Content based Weighted Consensus Summarization
This work addresses the challenge of selecting robust summarization systems for researchers and practitioners, though it is incremental as it builds on existing consensus-based ensemble approaches.
The paper tackles the problem of choosing among multiple equally performing multi-document summarization systems by proposing an ensemble method that addresses shortcomings in existing consensus-based techniques, such as ignoring relative system performance and content, and shows it outperforms existing methods by a large margin on DUC 2003 and DUC 2004 datasets.
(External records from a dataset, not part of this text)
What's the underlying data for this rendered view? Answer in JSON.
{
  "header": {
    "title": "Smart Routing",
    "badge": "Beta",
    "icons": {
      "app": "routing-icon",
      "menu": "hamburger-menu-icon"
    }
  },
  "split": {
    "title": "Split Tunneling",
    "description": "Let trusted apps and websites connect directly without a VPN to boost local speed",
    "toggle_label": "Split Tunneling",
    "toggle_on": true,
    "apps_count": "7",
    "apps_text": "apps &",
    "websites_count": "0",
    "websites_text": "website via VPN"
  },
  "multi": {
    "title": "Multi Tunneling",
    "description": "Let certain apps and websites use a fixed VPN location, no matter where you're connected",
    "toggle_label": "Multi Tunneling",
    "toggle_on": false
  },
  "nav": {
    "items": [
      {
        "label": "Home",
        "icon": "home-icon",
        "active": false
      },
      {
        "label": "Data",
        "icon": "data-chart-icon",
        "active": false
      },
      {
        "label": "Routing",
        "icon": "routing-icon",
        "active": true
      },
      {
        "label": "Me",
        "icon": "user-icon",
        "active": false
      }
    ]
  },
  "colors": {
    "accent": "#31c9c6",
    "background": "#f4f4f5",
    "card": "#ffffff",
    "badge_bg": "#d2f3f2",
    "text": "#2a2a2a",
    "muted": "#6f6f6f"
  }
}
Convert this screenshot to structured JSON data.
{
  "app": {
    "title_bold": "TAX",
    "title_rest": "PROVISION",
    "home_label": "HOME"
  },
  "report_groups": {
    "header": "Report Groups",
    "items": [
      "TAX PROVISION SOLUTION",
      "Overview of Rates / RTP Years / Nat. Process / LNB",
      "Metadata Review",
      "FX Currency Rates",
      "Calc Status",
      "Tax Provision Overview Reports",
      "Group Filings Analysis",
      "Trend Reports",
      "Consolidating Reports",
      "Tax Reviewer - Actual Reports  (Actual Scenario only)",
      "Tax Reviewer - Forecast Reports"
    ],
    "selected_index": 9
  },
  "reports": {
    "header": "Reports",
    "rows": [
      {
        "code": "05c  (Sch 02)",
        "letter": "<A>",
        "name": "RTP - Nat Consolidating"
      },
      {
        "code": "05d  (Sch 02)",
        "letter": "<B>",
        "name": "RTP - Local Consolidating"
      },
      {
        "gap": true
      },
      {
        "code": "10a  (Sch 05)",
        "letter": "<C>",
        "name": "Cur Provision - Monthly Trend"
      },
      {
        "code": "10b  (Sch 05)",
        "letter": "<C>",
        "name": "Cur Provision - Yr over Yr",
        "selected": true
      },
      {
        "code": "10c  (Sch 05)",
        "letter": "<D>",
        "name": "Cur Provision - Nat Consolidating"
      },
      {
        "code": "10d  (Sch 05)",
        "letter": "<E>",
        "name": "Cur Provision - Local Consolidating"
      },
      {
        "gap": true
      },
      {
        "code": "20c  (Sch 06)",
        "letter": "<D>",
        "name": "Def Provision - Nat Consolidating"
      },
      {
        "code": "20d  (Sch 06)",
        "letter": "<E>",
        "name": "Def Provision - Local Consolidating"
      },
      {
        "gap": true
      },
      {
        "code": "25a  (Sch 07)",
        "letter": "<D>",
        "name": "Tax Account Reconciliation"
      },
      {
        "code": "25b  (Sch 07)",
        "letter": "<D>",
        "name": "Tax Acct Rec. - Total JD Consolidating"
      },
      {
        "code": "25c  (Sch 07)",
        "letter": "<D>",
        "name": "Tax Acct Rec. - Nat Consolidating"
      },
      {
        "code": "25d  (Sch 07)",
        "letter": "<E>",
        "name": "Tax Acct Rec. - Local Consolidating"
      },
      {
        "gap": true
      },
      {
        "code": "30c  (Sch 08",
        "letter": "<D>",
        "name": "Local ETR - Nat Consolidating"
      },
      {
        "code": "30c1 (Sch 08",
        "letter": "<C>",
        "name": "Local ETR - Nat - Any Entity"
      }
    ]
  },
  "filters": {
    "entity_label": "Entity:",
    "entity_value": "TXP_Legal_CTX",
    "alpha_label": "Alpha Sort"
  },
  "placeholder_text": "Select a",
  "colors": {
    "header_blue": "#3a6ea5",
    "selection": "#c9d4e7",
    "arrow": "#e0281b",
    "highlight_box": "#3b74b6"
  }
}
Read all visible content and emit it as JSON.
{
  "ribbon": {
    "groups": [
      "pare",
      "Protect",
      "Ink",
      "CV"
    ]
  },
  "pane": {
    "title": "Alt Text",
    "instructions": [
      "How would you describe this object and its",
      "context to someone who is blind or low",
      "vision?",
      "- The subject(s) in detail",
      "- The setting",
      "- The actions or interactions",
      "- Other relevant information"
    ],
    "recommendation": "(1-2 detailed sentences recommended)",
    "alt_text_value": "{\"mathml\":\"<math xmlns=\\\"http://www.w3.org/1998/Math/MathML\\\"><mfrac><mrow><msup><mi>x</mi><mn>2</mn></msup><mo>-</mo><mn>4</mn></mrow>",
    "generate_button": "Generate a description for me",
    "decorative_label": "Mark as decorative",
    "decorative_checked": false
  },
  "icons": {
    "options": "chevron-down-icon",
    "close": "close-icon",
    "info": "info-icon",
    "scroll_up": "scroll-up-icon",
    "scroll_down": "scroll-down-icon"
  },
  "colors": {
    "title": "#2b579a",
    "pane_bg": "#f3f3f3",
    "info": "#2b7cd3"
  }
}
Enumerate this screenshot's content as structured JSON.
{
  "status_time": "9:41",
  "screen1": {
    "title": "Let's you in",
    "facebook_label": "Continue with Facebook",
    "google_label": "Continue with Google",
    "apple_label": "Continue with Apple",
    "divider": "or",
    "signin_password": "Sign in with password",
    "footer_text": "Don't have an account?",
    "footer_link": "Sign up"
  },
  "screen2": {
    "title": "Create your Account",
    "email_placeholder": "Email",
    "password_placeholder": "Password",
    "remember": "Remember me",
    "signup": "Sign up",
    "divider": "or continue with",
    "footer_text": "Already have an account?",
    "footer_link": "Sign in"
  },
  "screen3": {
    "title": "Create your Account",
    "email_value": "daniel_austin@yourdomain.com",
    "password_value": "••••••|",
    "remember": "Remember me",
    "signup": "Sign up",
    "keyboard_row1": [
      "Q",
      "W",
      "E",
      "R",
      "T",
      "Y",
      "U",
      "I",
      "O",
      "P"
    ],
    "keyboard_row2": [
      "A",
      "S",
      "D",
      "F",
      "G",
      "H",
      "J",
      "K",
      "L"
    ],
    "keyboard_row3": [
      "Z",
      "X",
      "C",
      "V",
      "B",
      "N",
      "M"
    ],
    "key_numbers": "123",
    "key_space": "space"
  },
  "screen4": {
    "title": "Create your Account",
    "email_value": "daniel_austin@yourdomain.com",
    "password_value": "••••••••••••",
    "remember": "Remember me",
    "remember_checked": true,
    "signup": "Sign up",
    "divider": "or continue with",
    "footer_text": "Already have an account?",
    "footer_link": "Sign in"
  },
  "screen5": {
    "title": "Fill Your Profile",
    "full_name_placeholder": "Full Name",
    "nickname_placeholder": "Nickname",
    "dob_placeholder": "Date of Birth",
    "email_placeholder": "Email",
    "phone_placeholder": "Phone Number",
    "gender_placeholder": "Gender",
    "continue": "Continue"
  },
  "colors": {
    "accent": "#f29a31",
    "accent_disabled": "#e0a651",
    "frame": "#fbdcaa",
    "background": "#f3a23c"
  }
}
Multi-document summarization has received a great deal of attention in the past couple of decades. Several approaches have been proposed, many of which perform equally well and it is becoming in- creasingly difficult to choose one particular system over another. An ensemble of such systems that is able to leverage the strengths of each individual systems can build a better and more robust summary. Despite this, few attempts have been made in this direction. In this paper, we describe a category of ensemble systems which use consensus between the candidate systems to build a better meta-summary. We highlight two major shortcomings of such systems: the inability to take into account relative performance of individual systems and overlooking content of candidate summaries in favour of the sentence rankings. We propose an alternate method, content-based weighted consensus summarization, which address these concerns. We use pseudo-relevant summaries to estimate the performance of individual candidate systems, and then use this information to generate a better aggregate ranking. Experiments on DUC 2003 and DUC 2004 datasets show that the proposed system outperforms existing consensus-based techniques by a large margin.